Microsoft employee Robert Scoble publicly excoriated his own company for allegedly taking down the MSN Spaces blog of a controversial Chinese journalist. In a post published Tuesday morning on his
blog, Scobleizer, he criticized the MSN Spaces team for "being used as a state-run thug."
"It's one thing to pull a list of words out of blogs using an algorithm. It's another thing to
become an agent of a government and censor an entire blogger's work," Scoble wrote on his blog. "Yes, I know the consequences. Yes, there are thousands of jobs at stake. Billions of dollars. But, the
behavior of my company in this instance is not right."
Scoble based his post on one by former CNN reporter Rebecca MacKinnon, who runs the blog RConversation, which noted that the Chinese
blogger, Zhao Jing, who goes by the pseudonym Michael Anti, has had his site taken down--apparently by MSN Spaces itself. "It is very important to note that the inaccessible blog was moved or removed
at the server level and that the blog remains inaccessible from the United States as well as from China," MacKinnon wrote. "This means that the action was taken not by Chinese authorities responsible
for filtering and censoring the Internet for Chinese viewers, but by MSN staff at the level of the MSN servers."
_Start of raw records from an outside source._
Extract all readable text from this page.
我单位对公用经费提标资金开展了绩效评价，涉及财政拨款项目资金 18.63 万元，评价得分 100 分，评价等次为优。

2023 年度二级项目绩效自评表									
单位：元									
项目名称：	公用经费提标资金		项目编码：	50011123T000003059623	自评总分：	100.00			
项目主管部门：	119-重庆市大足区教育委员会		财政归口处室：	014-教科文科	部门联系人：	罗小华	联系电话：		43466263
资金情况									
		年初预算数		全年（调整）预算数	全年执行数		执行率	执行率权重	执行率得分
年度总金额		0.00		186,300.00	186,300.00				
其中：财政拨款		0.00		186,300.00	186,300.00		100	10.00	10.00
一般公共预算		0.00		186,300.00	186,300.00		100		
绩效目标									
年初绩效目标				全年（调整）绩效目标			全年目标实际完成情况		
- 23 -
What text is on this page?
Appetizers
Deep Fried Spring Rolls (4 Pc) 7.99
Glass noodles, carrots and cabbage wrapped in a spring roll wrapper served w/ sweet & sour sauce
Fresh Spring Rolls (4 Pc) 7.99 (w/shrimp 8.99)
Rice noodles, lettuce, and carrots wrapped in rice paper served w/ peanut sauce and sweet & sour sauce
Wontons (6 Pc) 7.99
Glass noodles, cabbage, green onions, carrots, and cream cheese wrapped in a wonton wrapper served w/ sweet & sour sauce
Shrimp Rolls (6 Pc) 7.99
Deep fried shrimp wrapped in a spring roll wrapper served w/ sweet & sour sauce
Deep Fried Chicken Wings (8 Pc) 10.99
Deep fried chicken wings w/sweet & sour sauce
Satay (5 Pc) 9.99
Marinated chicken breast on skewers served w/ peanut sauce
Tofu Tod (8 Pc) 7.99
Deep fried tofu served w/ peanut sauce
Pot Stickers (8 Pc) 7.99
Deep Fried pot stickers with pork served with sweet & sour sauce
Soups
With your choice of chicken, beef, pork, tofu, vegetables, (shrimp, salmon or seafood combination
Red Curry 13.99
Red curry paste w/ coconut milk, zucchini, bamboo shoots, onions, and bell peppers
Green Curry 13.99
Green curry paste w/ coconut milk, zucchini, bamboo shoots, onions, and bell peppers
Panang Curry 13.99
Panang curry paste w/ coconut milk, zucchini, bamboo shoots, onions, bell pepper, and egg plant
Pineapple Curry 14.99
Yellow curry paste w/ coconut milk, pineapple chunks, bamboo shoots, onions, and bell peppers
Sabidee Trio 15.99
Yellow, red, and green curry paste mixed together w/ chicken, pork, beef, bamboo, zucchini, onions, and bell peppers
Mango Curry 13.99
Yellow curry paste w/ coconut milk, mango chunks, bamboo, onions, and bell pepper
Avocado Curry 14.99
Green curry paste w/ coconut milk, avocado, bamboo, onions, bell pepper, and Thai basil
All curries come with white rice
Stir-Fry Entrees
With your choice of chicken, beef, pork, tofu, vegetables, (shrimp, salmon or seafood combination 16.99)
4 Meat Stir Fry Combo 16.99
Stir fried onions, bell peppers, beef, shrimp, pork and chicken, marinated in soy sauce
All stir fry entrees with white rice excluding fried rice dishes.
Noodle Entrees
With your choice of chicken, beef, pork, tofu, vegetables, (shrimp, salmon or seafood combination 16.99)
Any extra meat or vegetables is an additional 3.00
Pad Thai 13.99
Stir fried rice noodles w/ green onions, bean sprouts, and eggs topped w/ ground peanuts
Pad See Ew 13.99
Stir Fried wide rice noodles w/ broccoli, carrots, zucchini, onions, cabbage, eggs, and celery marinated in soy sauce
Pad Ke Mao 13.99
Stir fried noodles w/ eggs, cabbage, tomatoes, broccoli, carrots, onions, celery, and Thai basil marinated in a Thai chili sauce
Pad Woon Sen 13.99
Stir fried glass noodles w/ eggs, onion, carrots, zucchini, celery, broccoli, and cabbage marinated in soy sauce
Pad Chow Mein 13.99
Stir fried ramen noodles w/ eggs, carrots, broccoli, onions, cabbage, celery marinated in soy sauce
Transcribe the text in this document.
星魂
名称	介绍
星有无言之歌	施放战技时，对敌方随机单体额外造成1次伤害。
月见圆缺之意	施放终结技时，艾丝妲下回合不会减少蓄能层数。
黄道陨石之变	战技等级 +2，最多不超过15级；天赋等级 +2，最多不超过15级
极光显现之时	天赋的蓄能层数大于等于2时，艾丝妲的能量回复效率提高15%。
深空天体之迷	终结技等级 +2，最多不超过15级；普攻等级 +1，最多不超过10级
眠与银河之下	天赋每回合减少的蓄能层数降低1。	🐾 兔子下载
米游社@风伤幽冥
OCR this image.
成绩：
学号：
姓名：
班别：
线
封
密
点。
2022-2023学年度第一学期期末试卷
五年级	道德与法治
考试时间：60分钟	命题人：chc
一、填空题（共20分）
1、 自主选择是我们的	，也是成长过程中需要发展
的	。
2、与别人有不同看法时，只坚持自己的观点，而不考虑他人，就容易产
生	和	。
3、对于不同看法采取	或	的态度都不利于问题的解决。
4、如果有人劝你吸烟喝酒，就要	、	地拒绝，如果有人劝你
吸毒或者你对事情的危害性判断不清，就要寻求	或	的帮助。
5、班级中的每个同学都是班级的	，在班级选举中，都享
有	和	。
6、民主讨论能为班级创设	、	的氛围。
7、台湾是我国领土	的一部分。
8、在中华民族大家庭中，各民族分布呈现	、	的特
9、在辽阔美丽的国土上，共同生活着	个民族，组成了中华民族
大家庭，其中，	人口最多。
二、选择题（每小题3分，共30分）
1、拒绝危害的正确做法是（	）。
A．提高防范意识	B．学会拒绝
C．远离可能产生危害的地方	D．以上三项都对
MSN declined to comment at press time, but a poster claiming to be a member of the
MSN Spaces team, Dare Obasanjo, engaged Scoble in the comments section of his blog. "Given that you work at Microsoft and know folks on the Spaces team, isn't the intelligent thing to do to get the
facts straight first before fanning the flames of speculation and making inflammatory comments," he wrote.
Scoble responded that he was willing to accept the possibility that MSN Spaces was
innocent of wrongdoing, and asked him for more information.
Scoble has previously stirred up controversy regarding MSN's policies in China. In June, he at first defended MSN Spaces' word
filter--which removed certain words from blog post headlines that the Chinese government wished to censor, including "democracy" and religious sect "Falun Gong." A week after the post defending the
program, in the face of criticism from fellow bloggers, he retracted, writing: "In the face of overwhelming evidence, I admit I'm wrong. Trying to justify the Chinese MSN word blocker is one of the
more boneheaded things I've done. Sorry."
MSN isn't the only Internet company to struggle with censorship in China; Google and Yahoo! both agreed to censor their search engines.